A ICE também adquiriu anteriormente produtos que fornecem dados de localização móvel, que às vezes estão entre as informações fornecidas por empresas que compram e vendem informações coletadas para publicidade on-line. Os dados de tecnologia de anúncios podem incluir detalhes sobre o dispositivo e os aplicativos que uma pessoa está usando, onde estão localizados e sua atividade de navegação, entre outras informações.

O GELO tem comprado dados de localização comercial obtidos do Webloc, ferramenta comercializada pela empresa Penlink. O Webloc permite que um usuário colete informações sobre os telefones celulares usados ​​em uma área específica durante um determinado período de tempo. Os usuários têm a capacidade de filtrar os dispositivos exibidos de acordo com critérios como se sua localização foi coletada through “GPS, WiFi ou endereço IP” ou por seus “identificadores de publicidade Apple e Android”, de acordo com reportagem da 404 Media,

Nos últimos anos, o ICE também comprado licenças para usar a Venntel, uma corretora de dados e subsidiária da empresa Gravy Analytics que coleta e vende dados de localização do consumidor. Em uma entrada no Registro Federal fechando um contrato com a Venntel no ano passado, o ICE informou que sua divisão de Operações de Execução e Remoção havia usado o software program da empresa “para acessar/obter informações para identificar com precisão dispositivos digitais”.

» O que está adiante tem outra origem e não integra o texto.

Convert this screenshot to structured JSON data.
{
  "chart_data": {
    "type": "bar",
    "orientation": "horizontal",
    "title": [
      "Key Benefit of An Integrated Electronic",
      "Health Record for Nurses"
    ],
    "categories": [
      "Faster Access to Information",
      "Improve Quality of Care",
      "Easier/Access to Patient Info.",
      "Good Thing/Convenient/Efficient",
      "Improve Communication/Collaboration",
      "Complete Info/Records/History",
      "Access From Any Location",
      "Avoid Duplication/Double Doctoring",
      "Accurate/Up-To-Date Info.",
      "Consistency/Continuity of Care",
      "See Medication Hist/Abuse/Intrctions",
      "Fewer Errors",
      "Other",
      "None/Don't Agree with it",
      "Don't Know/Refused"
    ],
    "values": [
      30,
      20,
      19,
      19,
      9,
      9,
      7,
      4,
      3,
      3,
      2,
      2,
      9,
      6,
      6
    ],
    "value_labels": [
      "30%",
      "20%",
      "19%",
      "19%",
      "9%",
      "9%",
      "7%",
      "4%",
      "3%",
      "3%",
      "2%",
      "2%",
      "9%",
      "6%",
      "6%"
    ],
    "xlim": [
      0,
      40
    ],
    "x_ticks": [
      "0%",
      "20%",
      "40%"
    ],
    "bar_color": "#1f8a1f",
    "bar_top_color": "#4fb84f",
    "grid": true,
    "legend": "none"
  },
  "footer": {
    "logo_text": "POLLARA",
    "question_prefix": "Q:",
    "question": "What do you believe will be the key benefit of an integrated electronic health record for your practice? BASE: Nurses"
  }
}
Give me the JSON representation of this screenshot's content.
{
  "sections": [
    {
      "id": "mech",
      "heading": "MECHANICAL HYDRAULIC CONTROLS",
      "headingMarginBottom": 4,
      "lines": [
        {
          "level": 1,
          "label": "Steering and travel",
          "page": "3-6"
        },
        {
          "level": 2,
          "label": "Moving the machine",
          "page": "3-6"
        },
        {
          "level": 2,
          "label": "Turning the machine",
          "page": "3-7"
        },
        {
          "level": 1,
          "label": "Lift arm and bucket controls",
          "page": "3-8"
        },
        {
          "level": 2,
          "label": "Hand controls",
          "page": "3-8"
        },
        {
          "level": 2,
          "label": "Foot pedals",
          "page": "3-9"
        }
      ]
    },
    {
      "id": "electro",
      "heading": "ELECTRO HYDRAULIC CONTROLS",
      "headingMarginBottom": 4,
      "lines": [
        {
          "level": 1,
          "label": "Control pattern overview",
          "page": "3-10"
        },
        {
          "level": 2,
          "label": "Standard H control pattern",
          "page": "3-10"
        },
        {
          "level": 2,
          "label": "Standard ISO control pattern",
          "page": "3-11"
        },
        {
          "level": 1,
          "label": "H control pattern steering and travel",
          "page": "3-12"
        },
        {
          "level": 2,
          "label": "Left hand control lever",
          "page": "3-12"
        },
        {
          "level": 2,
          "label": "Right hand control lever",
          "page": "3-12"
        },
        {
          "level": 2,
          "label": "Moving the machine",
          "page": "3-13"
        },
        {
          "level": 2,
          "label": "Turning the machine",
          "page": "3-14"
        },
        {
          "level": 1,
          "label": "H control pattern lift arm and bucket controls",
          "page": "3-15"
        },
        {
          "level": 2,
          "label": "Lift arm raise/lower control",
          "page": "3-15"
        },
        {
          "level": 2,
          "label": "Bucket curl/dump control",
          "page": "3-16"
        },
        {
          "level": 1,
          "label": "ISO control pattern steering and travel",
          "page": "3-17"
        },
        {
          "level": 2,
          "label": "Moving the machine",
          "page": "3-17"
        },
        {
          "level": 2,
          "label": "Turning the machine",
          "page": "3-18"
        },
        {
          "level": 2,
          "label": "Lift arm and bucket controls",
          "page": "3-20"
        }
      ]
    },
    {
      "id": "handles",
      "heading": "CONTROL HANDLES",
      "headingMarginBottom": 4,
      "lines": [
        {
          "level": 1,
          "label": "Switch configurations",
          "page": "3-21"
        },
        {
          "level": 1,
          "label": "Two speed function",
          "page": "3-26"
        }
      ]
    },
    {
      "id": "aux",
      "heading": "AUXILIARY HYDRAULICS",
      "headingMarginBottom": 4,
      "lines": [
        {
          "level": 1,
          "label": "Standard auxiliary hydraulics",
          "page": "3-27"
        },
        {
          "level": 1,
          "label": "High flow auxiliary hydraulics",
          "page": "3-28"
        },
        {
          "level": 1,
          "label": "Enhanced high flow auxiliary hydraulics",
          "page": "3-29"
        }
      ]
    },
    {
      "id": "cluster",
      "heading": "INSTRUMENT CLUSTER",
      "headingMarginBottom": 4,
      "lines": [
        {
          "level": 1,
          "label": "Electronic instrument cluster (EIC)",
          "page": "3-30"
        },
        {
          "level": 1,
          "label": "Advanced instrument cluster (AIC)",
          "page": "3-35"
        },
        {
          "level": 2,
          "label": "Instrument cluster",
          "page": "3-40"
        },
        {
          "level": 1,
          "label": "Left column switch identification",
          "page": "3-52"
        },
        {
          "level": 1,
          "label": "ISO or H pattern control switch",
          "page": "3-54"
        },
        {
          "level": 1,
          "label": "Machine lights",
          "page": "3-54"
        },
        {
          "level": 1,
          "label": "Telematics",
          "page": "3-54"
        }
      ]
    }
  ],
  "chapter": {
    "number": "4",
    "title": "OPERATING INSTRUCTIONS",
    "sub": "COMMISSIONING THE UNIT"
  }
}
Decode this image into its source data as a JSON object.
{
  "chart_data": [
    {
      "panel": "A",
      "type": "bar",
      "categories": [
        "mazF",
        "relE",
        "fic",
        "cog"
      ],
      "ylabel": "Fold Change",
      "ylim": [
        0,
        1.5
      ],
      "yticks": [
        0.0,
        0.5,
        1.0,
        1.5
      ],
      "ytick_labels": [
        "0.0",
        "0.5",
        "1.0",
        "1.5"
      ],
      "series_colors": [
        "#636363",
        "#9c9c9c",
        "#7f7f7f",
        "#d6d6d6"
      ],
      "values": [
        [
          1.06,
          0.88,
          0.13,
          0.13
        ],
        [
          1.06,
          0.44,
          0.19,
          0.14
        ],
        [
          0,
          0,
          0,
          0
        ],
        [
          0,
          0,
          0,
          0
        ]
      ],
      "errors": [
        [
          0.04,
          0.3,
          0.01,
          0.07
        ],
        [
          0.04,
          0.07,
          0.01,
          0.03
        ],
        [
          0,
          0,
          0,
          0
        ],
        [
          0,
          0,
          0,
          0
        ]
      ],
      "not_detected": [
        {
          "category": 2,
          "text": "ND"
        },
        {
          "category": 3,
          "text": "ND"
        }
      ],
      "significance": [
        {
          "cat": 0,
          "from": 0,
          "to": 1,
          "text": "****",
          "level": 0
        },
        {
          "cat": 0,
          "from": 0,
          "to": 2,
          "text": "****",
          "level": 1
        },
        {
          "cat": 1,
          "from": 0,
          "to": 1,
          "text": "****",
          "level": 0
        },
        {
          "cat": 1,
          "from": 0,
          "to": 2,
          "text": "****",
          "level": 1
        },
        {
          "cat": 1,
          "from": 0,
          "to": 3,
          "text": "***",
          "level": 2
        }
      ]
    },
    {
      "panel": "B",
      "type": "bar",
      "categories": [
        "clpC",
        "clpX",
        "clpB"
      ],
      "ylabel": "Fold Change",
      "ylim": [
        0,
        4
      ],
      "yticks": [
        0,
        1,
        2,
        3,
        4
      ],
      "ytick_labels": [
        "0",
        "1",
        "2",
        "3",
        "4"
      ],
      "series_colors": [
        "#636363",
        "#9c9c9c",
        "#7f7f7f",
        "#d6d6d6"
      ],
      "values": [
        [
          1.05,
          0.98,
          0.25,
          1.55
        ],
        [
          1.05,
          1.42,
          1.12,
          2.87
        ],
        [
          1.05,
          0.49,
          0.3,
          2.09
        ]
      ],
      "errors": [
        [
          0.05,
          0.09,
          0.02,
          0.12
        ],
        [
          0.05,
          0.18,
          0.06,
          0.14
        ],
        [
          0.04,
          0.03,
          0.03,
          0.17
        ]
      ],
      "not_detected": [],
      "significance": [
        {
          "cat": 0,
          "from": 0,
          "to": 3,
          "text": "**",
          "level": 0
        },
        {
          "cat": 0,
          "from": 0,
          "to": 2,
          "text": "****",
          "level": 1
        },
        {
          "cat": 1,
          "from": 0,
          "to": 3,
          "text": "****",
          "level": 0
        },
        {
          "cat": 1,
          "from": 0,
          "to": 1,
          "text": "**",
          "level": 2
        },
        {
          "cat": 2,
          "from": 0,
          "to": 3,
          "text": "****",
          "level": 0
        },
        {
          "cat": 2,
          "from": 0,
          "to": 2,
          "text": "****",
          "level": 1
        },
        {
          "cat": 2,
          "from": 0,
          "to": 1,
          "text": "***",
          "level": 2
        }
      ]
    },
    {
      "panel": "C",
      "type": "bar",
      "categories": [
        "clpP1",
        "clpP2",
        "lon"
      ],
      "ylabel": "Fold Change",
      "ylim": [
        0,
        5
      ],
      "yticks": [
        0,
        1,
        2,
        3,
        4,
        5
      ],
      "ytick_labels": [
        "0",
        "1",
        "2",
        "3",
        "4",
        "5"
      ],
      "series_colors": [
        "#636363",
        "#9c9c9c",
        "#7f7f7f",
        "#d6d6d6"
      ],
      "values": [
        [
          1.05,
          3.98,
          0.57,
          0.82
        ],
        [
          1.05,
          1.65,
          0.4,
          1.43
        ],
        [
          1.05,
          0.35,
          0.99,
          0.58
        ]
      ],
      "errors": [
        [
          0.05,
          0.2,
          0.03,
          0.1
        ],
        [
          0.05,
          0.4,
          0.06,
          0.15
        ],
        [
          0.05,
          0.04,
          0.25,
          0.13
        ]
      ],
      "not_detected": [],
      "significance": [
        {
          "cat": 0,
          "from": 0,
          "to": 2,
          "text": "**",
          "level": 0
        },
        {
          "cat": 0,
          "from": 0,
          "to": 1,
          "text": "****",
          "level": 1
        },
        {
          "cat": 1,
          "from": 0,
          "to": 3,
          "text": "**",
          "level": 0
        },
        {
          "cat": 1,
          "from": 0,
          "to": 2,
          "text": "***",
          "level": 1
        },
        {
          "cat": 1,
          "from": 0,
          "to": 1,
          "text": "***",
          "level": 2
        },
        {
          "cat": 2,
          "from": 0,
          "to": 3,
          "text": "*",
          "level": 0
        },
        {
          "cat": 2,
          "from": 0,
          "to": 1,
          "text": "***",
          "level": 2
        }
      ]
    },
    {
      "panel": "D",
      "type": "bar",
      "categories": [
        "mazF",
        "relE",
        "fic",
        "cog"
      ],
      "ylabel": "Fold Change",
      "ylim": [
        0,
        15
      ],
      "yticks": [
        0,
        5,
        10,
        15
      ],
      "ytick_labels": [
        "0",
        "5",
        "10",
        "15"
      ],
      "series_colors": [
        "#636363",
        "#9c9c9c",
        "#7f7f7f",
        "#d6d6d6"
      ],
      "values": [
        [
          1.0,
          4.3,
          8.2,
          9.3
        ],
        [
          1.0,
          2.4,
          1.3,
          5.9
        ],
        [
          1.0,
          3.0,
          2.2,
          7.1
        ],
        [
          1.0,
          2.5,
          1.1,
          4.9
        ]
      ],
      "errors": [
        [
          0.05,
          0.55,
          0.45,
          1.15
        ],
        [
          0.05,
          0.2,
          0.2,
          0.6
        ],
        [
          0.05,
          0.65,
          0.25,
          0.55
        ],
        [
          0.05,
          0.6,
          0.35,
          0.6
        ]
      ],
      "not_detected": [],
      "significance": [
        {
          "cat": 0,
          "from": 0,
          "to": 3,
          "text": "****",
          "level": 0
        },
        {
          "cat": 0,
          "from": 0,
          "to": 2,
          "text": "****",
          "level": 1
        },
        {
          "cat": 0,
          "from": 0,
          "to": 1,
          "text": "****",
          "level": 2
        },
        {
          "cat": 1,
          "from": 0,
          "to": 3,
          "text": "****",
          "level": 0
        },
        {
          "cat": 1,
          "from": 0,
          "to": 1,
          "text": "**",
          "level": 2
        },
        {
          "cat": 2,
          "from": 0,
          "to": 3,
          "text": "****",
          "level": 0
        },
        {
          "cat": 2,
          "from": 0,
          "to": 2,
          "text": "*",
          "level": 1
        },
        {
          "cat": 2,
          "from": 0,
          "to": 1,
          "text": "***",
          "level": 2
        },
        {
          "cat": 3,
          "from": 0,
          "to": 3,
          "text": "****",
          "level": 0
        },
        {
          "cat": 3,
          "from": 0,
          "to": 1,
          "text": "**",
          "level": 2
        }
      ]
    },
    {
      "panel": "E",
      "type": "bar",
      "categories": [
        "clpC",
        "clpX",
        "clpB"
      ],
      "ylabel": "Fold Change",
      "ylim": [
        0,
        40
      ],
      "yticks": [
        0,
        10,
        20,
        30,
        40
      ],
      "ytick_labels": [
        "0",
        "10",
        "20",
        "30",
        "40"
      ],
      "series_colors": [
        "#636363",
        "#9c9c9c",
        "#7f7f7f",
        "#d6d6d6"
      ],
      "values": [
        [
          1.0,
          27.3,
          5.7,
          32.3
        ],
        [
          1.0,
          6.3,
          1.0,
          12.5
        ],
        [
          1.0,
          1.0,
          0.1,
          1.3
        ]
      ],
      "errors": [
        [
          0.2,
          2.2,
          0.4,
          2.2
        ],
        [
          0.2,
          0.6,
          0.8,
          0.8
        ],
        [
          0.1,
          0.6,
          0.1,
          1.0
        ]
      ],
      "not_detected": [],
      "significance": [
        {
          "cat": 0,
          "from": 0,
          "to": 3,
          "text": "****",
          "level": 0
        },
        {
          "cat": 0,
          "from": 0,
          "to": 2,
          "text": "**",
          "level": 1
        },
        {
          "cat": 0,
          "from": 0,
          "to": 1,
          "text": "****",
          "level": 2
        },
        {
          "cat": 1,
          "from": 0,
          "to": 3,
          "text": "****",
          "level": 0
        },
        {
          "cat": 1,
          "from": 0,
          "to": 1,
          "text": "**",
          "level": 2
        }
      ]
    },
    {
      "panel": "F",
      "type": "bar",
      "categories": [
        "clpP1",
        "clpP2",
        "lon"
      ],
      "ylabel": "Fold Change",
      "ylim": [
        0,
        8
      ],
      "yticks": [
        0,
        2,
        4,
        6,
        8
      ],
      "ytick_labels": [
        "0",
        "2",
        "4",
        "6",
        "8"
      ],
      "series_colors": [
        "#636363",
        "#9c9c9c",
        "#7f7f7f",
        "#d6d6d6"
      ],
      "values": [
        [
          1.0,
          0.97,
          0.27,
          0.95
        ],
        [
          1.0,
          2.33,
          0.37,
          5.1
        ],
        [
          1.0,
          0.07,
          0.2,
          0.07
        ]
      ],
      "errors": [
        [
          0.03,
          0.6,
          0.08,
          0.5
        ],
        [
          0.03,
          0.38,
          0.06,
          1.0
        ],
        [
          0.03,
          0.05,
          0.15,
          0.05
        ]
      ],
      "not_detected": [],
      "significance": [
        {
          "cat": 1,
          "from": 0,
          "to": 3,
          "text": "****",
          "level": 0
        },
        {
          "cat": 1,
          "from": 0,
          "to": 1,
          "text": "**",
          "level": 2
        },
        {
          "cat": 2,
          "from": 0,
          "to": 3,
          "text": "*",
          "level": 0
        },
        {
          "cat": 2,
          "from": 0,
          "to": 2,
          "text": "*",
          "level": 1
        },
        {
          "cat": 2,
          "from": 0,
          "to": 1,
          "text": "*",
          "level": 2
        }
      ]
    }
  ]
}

A Comissão Federal de Comércio alegou em 2024 que a Venntel vendeu dados confidenciais de localização do consumidor sem obter o devido consentimento das pessoas para fins comerciais e governamentais. Posteriormente, a FTC proibiu a Gravy Analytics e a Venntel “de vender, divulgar ou usar dados de localização confidenciais, exceto em circunstâncias limitadas que envolvam segurança nacional ou aplicação da lei”. (Gravy Analytics não admitiu nem negou nenhuma das alegações feitas pela FTC.)